Since the 1970s, US presidential candidates have typically shared their returns to demonstrate their independence and transparency. Almost all the other candidates have done so in 2016—including Hillary Clinton, the likely Democratic nominee, who released 15 years of returns. Her party rival, Bernie Sanders, has been more reluctant, and only shared one tax return, from 2014.

These returns can become a salient political issue. In 2012, GOP nominee Mitt Romney only released two years of tax returns and was tarred by critics, who argued that the wealth he accrued as a private equity investor left him out of touch with typical Americans.

For someone who began his recent political career by demanding the president produce his birth certificate, Trump has found many reasons to avoid his own disclosures. One excuse Trump uses when asked about his returns is that he is being audited by the IRS. He shared a letter written by his attorneys saying that his tax examinations from 2002 to 2008 were complete, and that audits were on-going from 2009.

But no audit would preclude him from releasing the returns he prepared, however, or more recent returns. An IRS audit for his most 2015 tax filings is unlikely to be underway already. Former IRS officials have said that it would be extremely unusual for an individual to be audited multiple years in a row.

The candidate’s claims about his net worth have been questioned by financial observers, who wonder if his fluctuating estimates add up. And in one instance, Trump claimed a tax deduction reserved for people who make less than $500,000 annually—a remarkably small income for someone with billions in investments.

Trump has gone to court before to dispel claims that he is not as rich as he claims: He sued journalist Tim O’Brien in 2005 for a book that reported his net worth was lower than he claimed. ”There’s reasons, I think, he doesn’t want to give up his tax returns,” O’Brien told Politico last month. “It’s because you see what his income actually is in those returns. Later in the case, he moved to settle, we stayed in there, and then it got tossed out—he lost.”

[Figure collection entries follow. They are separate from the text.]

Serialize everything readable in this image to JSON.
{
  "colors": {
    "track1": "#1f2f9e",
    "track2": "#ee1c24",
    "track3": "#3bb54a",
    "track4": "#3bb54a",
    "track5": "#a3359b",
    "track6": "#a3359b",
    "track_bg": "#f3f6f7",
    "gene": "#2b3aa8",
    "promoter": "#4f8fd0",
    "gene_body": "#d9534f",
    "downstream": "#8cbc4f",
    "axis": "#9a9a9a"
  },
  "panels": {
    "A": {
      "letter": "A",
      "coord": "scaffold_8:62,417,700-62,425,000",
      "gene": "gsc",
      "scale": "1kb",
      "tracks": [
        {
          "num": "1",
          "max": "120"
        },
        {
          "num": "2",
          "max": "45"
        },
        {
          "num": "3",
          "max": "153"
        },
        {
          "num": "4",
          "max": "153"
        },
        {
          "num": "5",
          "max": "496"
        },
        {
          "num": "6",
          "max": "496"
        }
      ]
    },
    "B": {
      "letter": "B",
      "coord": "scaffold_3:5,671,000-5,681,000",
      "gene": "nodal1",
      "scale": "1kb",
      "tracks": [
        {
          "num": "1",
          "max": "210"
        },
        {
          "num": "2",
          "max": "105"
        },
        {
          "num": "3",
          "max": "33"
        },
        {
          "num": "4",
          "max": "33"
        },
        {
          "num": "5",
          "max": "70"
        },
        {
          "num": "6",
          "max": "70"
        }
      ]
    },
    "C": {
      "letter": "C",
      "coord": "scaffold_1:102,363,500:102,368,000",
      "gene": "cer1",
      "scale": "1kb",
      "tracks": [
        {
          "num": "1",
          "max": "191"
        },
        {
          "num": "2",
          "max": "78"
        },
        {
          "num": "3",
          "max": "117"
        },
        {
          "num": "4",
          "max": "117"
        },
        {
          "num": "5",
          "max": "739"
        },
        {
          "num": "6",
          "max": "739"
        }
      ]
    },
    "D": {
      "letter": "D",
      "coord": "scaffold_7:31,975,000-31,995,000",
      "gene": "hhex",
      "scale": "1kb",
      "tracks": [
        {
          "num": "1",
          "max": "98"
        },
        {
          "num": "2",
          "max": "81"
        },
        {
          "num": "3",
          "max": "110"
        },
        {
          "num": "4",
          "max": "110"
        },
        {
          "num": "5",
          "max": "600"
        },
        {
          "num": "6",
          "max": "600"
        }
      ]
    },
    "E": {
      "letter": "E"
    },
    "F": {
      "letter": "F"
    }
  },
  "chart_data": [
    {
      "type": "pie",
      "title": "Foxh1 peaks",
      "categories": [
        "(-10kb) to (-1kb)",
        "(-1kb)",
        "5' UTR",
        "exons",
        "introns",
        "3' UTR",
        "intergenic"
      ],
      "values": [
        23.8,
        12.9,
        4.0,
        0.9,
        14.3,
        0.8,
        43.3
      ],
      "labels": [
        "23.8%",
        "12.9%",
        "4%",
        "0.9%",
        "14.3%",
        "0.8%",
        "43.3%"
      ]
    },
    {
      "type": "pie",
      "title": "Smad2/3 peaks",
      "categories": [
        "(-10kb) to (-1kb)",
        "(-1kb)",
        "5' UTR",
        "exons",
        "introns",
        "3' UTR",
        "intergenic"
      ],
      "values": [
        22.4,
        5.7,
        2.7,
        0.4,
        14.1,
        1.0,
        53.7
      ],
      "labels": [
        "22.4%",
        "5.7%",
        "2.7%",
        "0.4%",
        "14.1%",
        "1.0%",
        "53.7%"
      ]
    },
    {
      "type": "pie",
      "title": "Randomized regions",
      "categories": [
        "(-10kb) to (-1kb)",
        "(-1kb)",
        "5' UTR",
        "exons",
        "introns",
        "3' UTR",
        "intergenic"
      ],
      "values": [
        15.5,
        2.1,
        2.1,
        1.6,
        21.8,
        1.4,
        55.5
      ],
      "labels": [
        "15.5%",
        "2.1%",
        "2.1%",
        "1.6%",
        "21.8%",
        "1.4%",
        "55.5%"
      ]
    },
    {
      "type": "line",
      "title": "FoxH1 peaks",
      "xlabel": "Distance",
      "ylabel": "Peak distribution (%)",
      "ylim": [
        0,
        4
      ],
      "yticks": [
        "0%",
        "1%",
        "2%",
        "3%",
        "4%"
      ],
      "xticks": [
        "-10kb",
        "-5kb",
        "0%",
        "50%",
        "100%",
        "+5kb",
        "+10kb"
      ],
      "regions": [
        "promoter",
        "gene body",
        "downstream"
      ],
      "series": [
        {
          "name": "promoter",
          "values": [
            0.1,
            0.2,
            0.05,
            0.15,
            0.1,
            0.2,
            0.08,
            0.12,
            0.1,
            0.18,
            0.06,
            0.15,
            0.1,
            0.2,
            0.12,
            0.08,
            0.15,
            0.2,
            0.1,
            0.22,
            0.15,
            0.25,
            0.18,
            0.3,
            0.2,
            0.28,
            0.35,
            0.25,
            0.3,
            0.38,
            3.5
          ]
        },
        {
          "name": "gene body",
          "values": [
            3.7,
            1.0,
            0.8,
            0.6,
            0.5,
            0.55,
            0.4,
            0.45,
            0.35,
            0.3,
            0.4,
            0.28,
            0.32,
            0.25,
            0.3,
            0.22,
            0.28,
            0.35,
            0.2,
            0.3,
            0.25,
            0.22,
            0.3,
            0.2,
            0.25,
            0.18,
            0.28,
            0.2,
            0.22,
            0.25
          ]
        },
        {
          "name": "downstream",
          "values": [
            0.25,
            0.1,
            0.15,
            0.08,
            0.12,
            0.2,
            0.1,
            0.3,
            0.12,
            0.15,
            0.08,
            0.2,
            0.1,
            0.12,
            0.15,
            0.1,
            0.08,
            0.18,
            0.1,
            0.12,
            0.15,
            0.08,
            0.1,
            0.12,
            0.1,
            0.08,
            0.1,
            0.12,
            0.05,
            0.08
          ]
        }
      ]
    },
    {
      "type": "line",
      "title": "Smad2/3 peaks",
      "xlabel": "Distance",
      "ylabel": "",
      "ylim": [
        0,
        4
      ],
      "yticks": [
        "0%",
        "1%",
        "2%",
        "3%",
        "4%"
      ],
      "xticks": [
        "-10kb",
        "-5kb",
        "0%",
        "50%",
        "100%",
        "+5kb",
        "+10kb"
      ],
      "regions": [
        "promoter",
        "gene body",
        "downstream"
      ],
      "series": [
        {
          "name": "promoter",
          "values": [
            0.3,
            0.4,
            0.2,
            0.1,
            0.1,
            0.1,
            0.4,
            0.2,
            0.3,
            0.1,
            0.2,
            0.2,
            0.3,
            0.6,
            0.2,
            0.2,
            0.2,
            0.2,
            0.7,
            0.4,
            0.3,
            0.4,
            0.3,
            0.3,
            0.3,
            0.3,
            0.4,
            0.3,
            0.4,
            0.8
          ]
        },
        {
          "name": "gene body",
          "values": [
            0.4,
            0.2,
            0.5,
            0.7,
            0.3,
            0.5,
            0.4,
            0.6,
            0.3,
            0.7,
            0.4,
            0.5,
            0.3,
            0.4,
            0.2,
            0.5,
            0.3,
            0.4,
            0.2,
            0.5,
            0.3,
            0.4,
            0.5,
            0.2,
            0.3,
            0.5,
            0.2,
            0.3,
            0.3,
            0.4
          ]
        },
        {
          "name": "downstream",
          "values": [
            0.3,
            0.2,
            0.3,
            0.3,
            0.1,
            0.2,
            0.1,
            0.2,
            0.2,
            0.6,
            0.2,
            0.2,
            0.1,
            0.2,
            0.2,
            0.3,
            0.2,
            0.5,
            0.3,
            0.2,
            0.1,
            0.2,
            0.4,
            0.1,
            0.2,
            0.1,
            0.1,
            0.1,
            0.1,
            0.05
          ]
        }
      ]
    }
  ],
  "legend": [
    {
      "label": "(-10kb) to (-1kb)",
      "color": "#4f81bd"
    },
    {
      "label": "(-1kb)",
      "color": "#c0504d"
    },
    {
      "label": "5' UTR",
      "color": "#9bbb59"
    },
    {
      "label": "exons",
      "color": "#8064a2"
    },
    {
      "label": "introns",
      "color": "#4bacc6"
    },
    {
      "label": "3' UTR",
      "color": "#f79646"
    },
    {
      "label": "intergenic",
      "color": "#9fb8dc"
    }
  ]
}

Another attempt to estimate his income, using the financial disclosures required by presidential candidates, suggested he might earn $123 million a year, for a net worth of $3.3 billion.

The wide variance between estimates of Trump’s income suggest that something unusual is happening in the world of Trump’s tax preparation. Indeed, his campaign is signaling that it will expect to raise $1.5 billion for the general election from donors, rather than return to his Schrodinger’s box of a bank account.

The question now is whether voters will learn if Trump is honest about his finances before or after they go to the polls in November. Unless he is forced to release his returns that document his claims of immense wealth, we will have to take his word for it.